I had to tell them that at least in the mouse model that we studied together in your lab, there was not such a simple link. Radioiodine uptake and pharmacokinetic are determined by genetic factors, but the long term cancer risk is obviously governed by other genes. And the subtle differences between different mouse strains in their isotope retention in thyroid seems to be only a minor determinant in cancer risk. Other genes or their variants are obviously more important, but we have not found them yet.
Most colleagues assumed that there must be a direct linear connection between isotope uptake or thyroid dose and cancer risk. Only a professor from human genetics department told people they should start to “think outside their box”. I did not knew this phrase before, therefore I checked it in Google.
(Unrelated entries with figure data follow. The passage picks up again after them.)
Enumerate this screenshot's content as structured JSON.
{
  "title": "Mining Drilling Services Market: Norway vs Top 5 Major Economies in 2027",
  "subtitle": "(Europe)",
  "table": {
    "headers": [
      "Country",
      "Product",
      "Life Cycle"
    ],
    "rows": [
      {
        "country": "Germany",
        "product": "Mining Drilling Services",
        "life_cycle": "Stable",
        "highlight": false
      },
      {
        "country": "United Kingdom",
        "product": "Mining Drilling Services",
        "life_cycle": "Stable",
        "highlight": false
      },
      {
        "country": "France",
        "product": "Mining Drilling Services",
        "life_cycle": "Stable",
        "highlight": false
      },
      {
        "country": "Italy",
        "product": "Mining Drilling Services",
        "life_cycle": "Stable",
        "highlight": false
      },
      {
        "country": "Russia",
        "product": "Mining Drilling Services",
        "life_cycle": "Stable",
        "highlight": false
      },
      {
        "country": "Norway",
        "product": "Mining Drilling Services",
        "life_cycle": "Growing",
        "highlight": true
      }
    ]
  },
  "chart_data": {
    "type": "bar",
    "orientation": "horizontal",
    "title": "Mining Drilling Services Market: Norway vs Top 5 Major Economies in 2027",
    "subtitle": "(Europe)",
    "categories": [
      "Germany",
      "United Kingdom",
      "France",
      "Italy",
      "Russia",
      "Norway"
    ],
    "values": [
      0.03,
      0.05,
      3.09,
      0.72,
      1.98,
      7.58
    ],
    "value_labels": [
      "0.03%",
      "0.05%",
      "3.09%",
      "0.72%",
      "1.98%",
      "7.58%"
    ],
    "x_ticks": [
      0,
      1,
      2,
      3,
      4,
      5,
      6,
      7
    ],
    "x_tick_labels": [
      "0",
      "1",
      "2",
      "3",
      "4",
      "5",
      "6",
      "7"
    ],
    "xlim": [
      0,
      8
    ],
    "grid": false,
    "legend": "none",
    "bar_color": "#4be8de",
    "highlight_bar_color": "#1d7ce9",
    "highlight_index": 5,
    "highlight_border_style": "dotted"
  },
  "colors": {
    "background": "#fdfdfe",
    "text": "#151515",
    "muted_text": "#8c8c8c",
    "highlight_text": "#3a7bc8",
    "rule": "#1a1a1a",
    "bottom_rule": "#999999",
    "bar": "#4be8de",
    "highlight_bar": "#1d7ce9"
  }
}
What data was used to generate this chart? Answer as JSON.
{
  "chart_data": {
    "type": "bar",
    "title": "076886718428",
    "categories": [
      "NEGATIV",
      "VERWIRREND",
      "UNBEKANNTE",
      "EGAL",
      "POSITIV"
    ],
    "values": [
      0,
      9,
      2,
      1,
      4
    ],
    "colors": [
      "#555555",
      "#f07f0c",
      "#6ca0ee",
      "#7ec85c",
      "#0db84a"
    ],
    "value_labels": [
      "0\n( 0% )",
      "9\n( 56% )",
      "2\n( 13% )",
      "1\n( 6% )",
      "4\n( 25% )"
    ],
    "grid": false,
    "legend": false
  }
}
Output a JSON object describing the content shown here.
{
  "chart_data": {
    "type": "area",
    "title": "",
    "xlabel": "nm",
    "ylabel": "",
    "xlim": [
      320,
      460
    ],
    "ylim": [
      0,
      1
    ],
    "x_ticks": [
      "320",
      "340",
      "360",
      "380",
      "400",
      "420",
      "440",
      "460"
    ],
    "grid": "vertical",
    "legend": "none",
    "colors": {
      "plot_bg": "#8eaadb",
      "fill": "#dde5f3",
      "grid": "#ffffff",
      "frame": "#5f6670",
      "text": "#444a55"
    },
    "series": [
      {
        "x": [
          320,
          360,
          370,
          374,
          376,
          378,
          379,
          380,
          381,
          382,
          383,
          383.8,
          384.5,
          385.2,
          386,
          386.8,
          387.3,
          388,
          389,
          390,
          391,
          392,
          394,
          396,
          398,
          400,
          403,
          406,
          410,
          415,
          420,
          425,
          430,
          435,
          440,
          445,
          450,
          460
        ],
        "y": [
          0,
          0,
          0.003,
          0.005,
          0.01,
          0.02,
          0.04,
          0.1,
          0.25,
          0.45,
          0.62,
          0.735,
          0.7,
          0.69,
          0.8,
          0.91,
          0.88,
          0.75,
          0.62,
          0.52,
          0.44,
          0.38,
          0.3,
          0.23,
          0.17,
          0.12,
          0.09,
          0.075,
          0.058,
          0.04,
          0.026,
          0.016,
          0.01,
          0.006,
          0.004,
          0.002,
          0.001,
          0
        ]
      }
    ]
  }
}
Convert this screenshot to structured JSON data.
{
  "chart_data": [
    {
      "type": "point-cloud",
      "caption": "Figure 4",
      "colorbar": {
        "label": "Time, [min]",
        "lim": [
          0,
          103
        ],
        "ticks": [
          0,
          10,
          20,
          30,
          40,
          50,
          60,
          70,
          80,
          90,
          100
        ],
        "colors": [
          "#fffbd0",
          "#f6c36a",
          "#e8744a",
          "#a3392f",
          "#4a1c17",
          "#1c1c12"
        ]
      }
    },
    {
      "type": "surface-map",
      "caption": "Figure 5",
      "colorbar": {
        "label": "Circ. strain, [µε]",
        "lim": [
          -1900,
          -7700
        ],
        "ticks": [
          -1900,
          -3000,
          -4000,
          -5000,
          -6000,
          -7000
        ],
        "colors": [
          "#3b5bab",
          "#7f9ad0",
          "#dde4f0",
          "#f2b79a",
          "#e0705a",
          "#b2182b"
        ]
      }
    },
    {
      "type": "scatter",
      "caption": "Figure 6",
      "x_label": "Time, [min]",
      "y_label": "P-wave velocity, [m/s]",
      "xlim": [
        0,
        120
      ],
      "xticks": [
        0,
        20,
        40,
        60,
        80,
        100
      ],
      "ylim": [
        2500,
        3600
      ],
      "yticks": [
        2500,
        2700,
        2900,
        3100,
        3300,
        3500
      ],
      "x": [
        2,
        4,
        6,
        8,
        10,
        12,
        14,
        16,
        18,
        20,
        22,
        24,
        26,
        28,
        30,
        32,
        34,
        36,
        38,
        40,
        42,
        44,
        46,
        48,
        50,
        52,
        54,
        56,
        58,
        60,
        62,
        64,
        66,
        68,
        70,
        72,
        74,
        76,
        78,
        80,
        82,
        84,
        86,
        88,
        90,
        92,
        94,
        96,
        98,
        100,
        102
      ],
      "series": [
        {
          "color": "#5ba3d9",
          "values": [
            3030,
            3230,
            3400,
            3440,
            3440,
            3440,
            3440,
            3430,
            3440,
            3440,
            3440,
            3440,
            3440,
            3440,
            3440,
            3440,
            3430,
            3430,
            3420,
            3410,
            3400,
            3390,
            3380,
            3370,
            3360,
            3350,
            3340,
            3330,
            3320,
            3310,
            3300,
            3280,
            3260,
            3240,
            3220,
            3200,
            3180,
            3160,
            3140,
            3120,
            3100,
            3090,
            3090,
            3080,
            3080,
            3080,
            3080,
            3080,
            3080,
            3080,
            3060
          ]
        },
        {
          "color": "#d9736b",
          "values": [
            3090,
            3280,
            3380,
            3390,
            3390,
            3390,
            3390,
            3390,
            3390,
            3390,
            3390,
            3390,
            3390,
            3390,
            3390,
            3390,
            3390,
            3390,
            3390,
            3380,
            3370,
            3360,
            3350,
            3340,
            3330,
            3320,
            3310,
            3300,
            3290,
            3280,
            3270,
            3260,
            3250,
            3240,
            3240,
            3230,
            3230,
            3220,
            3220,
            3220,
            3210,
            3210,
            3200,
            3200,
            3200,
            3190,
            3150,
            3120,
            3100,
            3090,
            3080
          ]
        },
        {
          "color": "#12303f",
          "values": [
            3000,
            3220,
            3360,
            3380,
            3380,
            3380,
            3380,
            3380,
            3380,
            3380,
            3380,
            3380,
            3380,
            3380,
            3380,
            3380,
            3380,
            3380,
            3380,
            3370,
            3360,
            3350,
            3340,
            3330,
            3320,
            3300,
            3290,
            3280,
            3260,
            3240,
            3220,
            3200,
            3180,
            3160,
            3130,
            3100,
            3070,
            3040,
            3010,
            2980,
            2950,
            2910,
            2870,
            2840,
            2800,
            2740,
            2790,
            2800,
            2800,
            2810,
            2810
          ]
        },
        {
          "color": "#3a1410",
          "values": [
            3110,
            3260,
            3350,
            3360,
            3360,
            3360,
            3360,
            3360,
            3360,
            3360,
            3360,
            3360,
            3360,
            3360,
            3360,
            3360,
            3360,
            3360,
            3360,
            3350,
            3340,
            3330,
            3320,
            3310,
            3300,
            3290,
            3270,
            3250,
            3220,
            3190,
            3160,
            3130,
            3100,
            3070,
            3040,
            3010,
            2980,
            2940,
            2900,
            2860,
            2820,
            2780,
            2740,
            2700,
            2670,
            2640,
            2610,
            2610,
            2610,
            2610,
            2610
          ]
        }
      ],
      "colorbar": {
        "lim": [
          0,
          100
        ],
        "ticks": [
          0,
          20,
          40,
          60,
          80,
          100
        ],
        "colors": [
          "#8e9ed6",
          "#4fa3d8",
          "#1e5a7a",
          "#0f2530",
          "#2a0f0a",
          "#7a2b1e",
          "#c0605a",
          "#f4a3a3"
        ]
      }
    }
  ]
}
And I came across an interesting research paper in a psychological journal. The authors of the new paper were inspired by metaphors about creativity found in boardrooms to movie studios to scientific laboratories around the world and previous linkages established between mind and body.
Want to think outside the box? Try actually thinking outside of a box. In a study to be published in an upcoming issue of Psychological Science, a journal of the Association for Psychological Science, researchers had students think up solutions to problems while acting out various metaphors about creative thinking and found that the instructions actually worked.
Enjoy your day, and remember there are not only cages that restrict our physical freedom, but also boxes which keep our inspiration and phantasy down.
Mrs. F. my Dear,
Thanks for the nice thoughts. I printed out this last sentence from you and sticked it on my memory board. It is there together now with a sentence by Oscar Wilde: “We all live in a cage, but there are only a few of us whocan see the stars”. Of course you are one of those few.